His plight exemplifies the fragility of individual freedom in the face of institutional power and exposes the deep imbalance in Nigeria’s social justice system. I never met Farotimi except through his works. So, I write this as a duty to Nigeria, my beloved country.
Barr. Farotimi’s arrest and subsequent prison detention are a chilling reminder of the systemic flaws that plague Nigeria. Here is a man whose life’s work has been a relentless pursuit of equity and accountability, yet he has become a victim of the very system he seeks to sanitise. His incarceration is emblematic of a broader issue: the silencing of dissent and the weaponisation of legal frameworks to stifle voices of reason and resistance.
The Chief Magistrate’s Court in Ado-Ekiti denied bail to Farotimi, in the suit filed by the Inspector-General of Police, Mr Kayode Egbetokun, for alleged cybercrime, including defaming the founder of Afe Babalola University, Ado-Ekiti, Chief Afe Babalola, SAN. The presiding magistrate, Abayomi Adeosun, adjourned the ruling on the bail application to December 20. The police counsel, Samson Osobu, had earlier flawed the bail application as incomplete and not properly filed.
Farotimi’s arrest sparked public outrage. The 2023 presidential candidate of the African Action Congress, Omoyele Sowore, called for his immediate release in a tweet on his X handle.
“It is pertinent that the Nigerian police are notified that the institution cannot continue to be used to settle personal scores, and we, the citizens of Nigeria, would no longer tolerate such a situation,” Sowore stated. In the same vein, Femi Falana, SAN, condemned the arrest, describing it as illegal. He urged Farotimi’s unconditional release.
Farotimi’s plight is a tragic chapter in the narrative of injustice in Nigeria. In a society where power dynamics dictate access to justice, the scales are invariably tipped against those who dare to challenge the status quo. His incarceration is not just an attack on his person; it is an affront to the principles of democracy and the rule of law. When a nation’s legal and social institutions are co-opted to serve the interests of the powerful few, the very fabric of society begins to unravel.
I am committed to the dignity and worth of every individual. My profession encourages advocacy for the disenfranchised and oppressed. The treatment of Barr. Farotimi compels us to question: What does justice mean in a system where the powerful can manipulate outcomes to their favour? And what is our responsibility in the face of such systemic injustice?

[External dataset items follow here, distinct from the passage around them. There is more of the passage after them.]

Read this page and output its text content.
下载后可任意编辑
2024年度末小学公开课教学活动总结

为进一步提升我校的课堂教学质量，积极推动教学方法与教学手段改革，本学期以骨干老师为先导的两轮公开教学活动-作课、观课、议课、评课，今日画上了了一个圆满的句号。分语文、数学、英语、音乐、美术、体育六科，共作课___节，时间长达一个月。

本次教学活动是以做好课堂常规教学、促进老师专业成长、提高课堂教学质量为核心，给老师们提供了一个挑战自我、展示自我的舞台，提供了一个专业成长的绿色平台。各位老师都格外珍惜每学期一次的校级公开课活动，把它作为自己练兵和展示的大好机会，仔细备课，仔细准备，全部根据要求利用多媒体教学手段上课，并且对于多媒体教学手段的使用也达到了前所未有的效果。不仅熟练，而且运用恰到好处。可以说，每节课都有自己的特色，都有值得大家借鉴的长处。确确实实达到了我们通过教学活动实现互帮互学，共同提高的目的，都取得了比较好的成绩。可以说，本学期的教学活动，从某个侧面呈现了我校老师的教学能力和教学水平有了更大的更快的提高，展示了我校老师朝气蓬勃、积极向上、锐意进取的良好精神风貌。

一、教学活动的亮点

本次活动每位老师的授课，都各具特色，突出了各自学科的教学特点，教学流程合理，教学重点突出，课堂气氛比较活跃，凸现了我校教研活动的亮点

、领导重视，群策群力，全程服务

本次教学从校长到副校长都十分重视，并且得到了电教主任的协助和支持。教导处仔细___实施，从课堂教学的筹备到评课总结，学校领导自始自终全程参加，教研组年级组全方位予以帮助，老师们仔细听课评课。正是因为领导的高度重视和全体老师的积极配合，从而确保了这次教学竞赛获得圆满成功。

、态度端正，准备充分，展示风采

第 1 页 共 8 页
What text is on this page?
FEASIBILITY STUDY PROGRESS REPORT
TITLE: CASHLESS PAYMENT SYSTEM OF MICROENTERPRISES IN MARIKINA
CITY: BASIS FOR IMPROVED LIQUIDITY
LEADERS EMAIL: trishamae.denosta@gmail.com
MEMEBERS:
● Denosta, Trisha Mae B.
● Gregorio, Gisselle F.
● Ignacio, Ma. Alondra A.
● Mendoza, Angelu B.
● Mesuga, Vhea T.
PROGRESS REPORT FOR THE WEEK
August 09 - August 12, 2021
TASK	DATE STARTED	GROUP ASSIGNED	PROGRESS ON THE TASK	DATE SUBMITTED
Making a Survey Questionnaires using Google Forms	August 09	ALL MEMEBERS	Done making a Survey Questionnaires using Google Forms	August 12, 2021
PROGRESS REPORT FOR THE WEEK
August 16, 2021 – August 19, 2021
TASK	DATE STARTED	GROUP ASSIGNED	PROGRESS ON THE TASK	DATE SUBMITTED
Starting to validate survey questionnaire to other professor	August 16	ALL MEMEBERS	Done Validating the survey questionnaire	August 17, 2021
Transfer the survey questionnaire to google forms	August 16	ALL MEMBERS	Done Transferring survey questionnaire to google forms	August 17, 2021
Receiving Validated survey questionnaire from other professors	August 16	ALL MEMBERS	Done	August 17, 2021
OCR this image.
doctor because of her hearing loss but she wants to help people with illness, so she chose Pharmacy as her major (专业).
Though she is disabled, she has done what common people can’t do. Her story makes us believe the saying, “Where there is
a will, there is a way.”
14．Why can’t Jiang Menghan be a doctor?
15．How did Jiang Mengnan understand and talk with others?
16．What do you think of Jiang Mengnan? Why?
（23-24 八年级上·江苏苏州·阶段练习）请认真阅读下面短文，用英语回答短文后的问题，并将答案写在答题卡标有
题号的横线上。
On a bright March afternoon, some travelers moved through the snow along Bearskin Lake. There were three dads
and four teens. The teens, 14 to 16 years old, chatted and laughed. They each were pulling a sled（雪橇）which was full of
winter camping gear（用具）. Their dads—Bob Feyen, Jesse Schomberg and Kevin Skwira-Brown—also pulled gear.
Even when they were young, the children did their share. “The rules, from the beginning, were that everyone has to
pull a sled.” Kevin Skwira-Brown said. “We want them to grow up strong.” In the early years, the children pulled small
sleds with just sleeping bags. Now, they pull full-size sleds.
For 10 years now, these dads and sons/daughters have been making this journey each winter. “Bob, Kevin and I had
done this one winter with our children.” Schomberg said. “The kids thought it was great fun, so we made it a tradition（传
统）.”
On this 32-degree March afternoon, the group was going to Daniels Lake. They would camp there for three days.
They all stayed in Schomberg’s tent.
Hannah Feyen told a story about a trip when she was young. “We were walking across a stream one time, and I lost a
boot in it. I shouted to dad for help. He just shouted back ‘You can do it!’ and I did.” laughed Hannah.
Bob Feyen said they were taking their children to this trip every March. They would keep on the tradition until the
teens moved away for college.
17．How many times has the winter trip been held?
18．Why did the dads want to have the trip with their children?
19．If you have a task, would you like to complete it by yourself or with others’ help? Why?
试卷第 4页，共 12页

The imprisonment of a crusader like Barr. Farotimi is a stark call to action. It highlights the need for comprehensive reform of Nigeria’s justice system, starting with measures to ensure transparency, accountability, and the independence of the judiciary. Advocacy organisations, civil society groups, and international bodies must join forces to demand his immediate release and the establishment of safeguards to prevent similar abuses in the future.
Moreover, we must challenge the cultural acceptance of oppression and silence. Farotimi’s incarceration is a litmus test for all Nigerians: Do we remain silent and complicit, or do we rise to defend the fundamental rights that underpin our humanity?
The soul of a nation is reflected in how it treats its people, especially those who speak truth to power. Today, Nigeria stands at a crossroads. Our choice will determine whether justice remains a fleeting ideal or becomes a tangible reality for all. As Barr. Farotimi endures this injustice, let us not allow his voice [and those of countless others] to be silenced. Let us, instead, amplify these voices in a united call for equity, justice, and the restoration of our collective dignity.
Injustice anywhere is a threat to justice everywhere; the world is watching. May we rise to the occasion and ensure that the soul of Nigeria is not lost to the darkness of oppression but shines brightly as a beacon of hope and justice for generations to come.
• An alum of the American University of Nigeria, Yola, Mr. Ukoh is a PhD student at Columbia University, New York.